2. Suppose you could buy a three year bond for $2000 that had a face value of $1000 and paid a coupon rate of 10%. What rate of return would you earn if you bought this bond?
3. For each of the following situations graph the supply and demand curves for the loan market, for the bond market and show the primary movement in the curves as a result of the given action. Show the effect this would have on interest rates, bond prices, quantity of loans and quantity of bonds?
a) The government increases the corporate tax rate, which decreases the return on new business investments.
b) The new US Congress and the president come to an agreement on a bill to increase the debt ceiling, thus reducing the risk of a government debt default.

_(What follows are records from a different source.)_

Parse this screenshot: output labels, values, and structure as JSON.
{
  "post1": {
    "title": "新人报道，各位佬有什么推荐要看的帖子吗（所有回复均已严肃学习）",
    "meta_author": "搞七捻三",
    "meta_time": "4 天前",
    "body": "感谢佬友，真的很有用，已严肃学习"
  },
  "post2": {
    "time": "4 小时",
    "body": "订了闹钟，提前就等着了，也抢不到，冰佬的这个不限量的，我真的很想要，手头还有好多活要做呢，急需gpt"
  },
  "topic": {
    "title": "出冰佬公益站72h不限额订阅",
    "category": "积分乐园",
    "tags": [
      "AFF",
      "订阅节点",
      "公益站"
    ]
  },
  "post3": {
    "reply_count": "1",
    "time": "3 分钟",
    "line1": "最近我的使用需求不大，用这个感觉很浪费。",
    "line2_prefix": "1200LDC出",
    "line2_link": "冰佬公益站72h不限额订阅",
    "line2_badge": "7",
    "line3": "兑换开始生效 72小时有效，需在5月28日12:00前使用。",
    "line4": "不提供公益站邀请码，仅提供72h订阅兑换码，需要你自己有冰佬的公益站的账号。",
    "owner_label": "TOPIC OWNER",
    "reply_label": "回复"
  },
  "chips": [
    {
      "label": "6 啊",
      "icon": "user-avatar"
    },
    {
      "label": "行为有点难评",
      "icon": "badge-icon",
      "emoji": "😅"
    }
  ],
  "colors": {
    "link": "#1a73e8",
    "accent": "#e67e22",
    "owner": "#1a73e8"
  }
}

c) The recent financial crisis and recession makes Americans more skeptical of debt and increases the national savings rate, and generally more conscious of the need to think about the future.
d) A first time home buyer tax credit make is affordable for more families to purchase a house.
e) Federal spending increases leading to a larger federal deficit.
f) Federal Reserve chairman announces in a press conference that he will implement a new anti-inflation program and the financial markets believe that he will follow through on this promise.
4. Suppose that on Jan 1 you lend $2,500 to a bank (deposit $2,500 in a savings account). The savings account is paying 4% annual interest rate paid quarterly.
a.) How much interest will be paid on April 1? What is the new account balance? (Hint: you will receive only a quarter of the annual interest)
b.) How much interest is paid on July 1? What is the new account balance?
c.) How much interest is paid on Oct 1? What is the new account balance?
d.) How much interest is paid on Jan 1? What is the new account balance?
e.) Use the simple interest rate formula: PV = FV/(1+i) to calculate the interest rate that you actually received. In banking jargon the 4% shown above is called the interest "rate" and what you are calculating here is called the "yield".
f.) The difference between the interest "rate" and the "yield" is due to compounding; that is, how often the interest is paid. Since it is paid in the spring the July interest payment includes interest paid on the April interest. If the interest is paid more often, say monthly, will the yield be higher or lower or unchanged?
g.) Calculate the yield if interest is compounded monthly.
h.) Calculate the yield if interest is compounded weekly.
i.) Calculate the yield if interest is compounded daily.
j.) Bonus: Is there a simple way of calculating this, a formula? Can you figure it out?
k.) Calculate the yield if interest is compounded continuously. Is his higher or lower than when quarterly, monthly, weekly, daily compounding is used?